Die Plattform soll am 1. Juli 2026 live gehen, das VBS rechnet offiziell mit 433 Millionen Franken. Nun hat die Finanzkontrolle (EFK) das Projekt angeschaut und kommt zu einer durchzogenen Bilanz. Das hochkomplexe Projekt habe sich verzögert, zugleich seien aber wichtige Grundlagen und erste Ergebnisse geschaffen worden, heisst es von der stets sachlichen EFK. Grosse Mängel sieht sie aber in der Governance und im Reporting. Zudem drängt sich beim Lesen des Berichts (PDF) der Verdacht auf, dass die Berechnung von Finanzzahlen viel mit Glückzu tun hat.
Aufgrund des frühen Stadiums kann die EFK noch nicht beurteilen, ob die Plattform wie geplant im Sommer 2026 bereit sein wird. Der ursprünglich per 1. April 2022 geplante Meilenstein "30" – Beginn der Realisierungsphase – war zum Prüfungszeitpunkt noch nicht freigegeben. Mit einem Jahr Verzögerung, im Mai 2023, wurde die Freigabe aber nachgeholt, wie einer Stellungnahme des Projekts Kommando Cyber zu entnehmen ist. Es versichert: "Diese bewusste Verzögerung der Phasenfreigabe hat keine Auswirkung auf die Realisierungsphase des Werks." Nach einem Teilrelease ständen nun Basisdienste zur Verfügung, die weiteren Releases würden bis Ende 2024 ausgerollt.
Zeitplan, Governance und Finanzzahlen
Bei der Projektgovernance sieht die EFK grosse Mängel. Trotz einer neuen Governance, die im Frühling 2022 angeordnet worden sei, sei hier noch einiges zu tun. Auch beim externen Qualitäts- und Risikomanagement gebe es Nachholbedarf. Richtig abenteuerlich wird es aber offenbar beim Reporting und der Berichterstattung. Die EFK schreibt deutlich: "Besonders unzuverlässig sind die Finanzzahlen." Statt diese aus dem ERP-System SAP zu beziehen, müsse man sich auf eine Exceldatei des Projektleiters und ein fehlerhaftes Projektmanagement-Tool verlassen.
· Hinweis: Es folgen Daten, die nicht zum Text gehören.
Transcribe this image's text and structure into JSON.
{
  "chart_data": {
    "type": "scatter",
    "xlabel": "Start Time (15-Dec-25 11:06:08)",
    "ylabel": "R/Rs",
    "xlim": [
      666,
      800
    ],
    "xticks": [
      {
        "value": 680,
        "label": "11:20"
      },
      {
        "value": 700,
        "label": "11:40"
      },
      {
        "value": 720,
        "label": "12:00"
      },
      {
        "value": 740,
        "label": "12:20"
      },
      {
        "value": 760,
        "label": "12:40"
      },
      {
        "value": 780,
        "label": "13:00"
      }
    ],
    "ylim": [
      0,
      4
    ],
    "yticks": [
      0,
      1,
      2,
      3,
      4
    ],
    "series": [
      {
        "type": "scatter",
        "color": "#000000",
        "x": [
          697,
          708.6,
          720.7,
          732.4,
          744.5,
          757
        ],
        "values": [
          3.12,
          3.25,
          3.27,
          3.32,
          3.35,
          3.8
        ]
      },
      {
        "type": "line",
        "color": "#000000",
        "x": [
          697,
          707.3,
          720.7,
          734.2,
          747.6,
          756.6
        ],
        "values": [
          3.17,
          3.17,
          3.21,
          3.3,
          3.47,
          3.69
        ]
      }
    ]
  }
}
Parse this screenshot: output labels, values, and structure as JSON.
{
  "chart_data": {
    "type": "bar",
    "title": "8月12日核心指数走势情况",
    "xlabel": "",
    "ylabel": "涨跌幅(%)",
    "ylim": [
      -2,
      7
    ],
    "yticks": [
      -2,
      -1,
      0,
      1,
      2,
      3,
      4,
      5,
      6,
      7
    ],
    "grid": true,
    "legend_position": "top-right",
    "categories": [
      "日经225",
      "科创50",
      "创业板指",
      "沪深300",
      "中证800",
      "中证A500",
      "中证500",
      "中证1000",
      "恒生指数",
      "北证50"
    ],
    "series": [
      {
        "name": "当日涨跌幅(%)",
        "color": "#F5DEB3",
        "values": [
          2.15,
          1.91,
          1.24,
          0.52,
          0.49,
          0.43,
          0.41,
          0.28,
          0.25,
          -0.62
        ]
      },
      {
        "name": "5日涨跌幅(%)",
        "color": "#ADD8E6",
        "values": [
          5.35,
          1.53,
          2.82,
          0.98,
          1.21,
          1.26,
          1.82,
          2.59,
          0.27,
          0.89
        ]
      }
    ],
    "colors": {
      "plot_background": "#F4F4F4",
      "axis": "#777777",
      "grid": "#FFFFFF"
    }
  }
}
Kalkulation der Kosten. Grafik aus dem EFK-Bericht
Die Nachkalkulationen der EFK hätten gezeigt, dass die Addition der Kosten bis 2021 um 12 Millionen zu tief ausgefallen sei. Zudem sei die Berechnung der voraussichtlichen Kosten bis 2024 und nachfolgende Jahre um 96,1 Millionen Franken zu tief ausgefallen. Sie dürften 582,3 Millionen statt 486,2 Millionen Franken betragen. "Das GS-VBS beschloss nach eigenen Auskünften damals, diesen Fehler den Berichtsempfängern nicht offenzulegen, da aus seiner Sicht unwesentlich", so die EFK. Und das in einem Projekt, dessen Kredite vom Parlament genehmigt werden müssen.
Nun schreibt die EFK: Es sei zwingend, dass das Parlament über die finanziellen Aufwände korrekt informiert werde. Das VBS hat die Empfehlungen der Finanzkontrolle vollumfänglich akzeptiert. Das Generalsekretariat hat die Verantwortlichkeiten für das Controlling und Portfoliomanagement neu geregelt, das aktuelle Berichtswesen wird nach eigenen Angaben derzeit analysiert. Aber erst Mitte 2025 soll die neue Struktur umgesetzt sein.